Workplace Wellness Survey

The fourth installment of Library Worklife’s analysis of the 2009-2010 Library Workplace Wellness online survey begins analysis of qualitative feedback comments left by users as part of the questionnaire-based survey.

Previous analysis of the survey (Library Worklife, Vol. 7, no. 6) suggests that employees of special libraries utilize more workplace wellness programs than their counterparts at other libraries. Another article (Library Worklife, Vol. 7, no. 7) interpreted the data in terms of supply and demand, exploring which workplace wellness initiatives are most commonly offered by library employers and which initatives are the most popular among library employees. This analysis suggests that public and academic libraries are most successful at matching supply and demand in wellness initiatives.
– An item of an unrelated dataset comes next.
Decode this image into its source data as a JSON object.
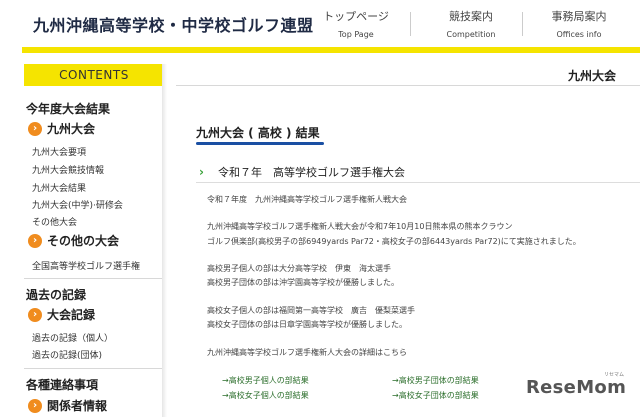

To gather qualitative data about respondents’ attitudes toward, and experience with, workplace wellness initiatives, the survey posed several questions. This article will examine the results of the first:  Which of these workplace wellness activities does your library offer?

Which of these workplace wellness activities does your library offer?

The first question collecting qualitative data asked respondents to select from a list of work-life initiatives any offered by their employers; the respondents were also given the opportunity to discuss any initiatives not provided by the list. Of the question’s 568 respondents, 57 (10 percent) submitted qualitative data. Several categories emerged from the data; listed below are the most common categories, the number of responses and the percentage of response.

Category

# of Responses

% of Responses

Government/Campus Resources

21

36.8%

Wellness Classes

8

14.0%

Flexible Hours/Split Shifts

6

10.5%

Personal/Family Leave

5

8.8%

The category Government/Campus Resources indicates comments of wellness initiatives that are offered by administrative bodies outside the library (county or city government, or the larger academic institution in the case of academic libraries). The following quotations are typical of responses in the following categories.

Government or Campus Resources

  • Cooperation between personnel across departments when there are huge projects, hiring freezes and disasters. University offers discounted gym memberships, exercise classes, wellness classes, health screenings (3 flights of stairs on site).
  • The Library does not offer these activities but the College does offer them.
  • The library doesn’t offer these things, but our parent organization offers discounts for gym membership, flu shots, child care on-site, EAP, onsite exercise classes and facilities, health screenings.
  • Facilities and wellness programs are on-campus, but not in the library proper.
  • Free offsite swimming and limited gym facilities (local government-owned facilities)
  • These services are made available by the larger organization that houses the library; alone, the office that houses the library would probably be unable to offer these services.
  • Some of these things are offered by the town to town employees (walking program, flu shot, brown bag lunch programs, etc.), but are not offered specifically by the library for library employees. They tried to offer yoga recently, but there was not enough interest apparently.

Wellness Classes

  • Stress management classes.
  • Various health promotions involving walking, losing weight, etc.
  • Some wellness classes are offered on the staff’s own time by the Staff Association.
  • Off Site Wellness Center – can join but pricey.
  • CPR and time management are sometimes available.

Flexible Hours/Split Shifts

  • Flex time and comp time allow us to customize our schedules when we need to and generous vacation and sick leave.
  • Compressed work weeks are only allowed during the summer quarter.
  • Alternative work weeks are allowed but discouraged.
  • The region I belong to allows certain individuals’ work hours to be changed but not everyone’s, and the work hours for the IT department I belong to is not very conducive to a well maintain computer maintenance schedule. (i.e.: should be able to work weekends or other normal downtime for Library to do maintenance more efficiently).

Personal/Family Leave

  • Work schedules are modified to meet personal needs (for example to accommodate parents with their children’s schedule or student-employees school schedule).
  • We have vacation and personal time that can be used to attend children’s or grandchildren’s programs. Our schedule can be flexible depending upon the circumstances.

We are excited to explore the results of this important survey. Future issues of Library Worklife will continue the analysis of qualitative data, discussing responses to the survey’s open-ended questions. These questions include: “If your library does not offer any of these activities, why do you think this is the case?” and “Do you take advantage of any of these activities?”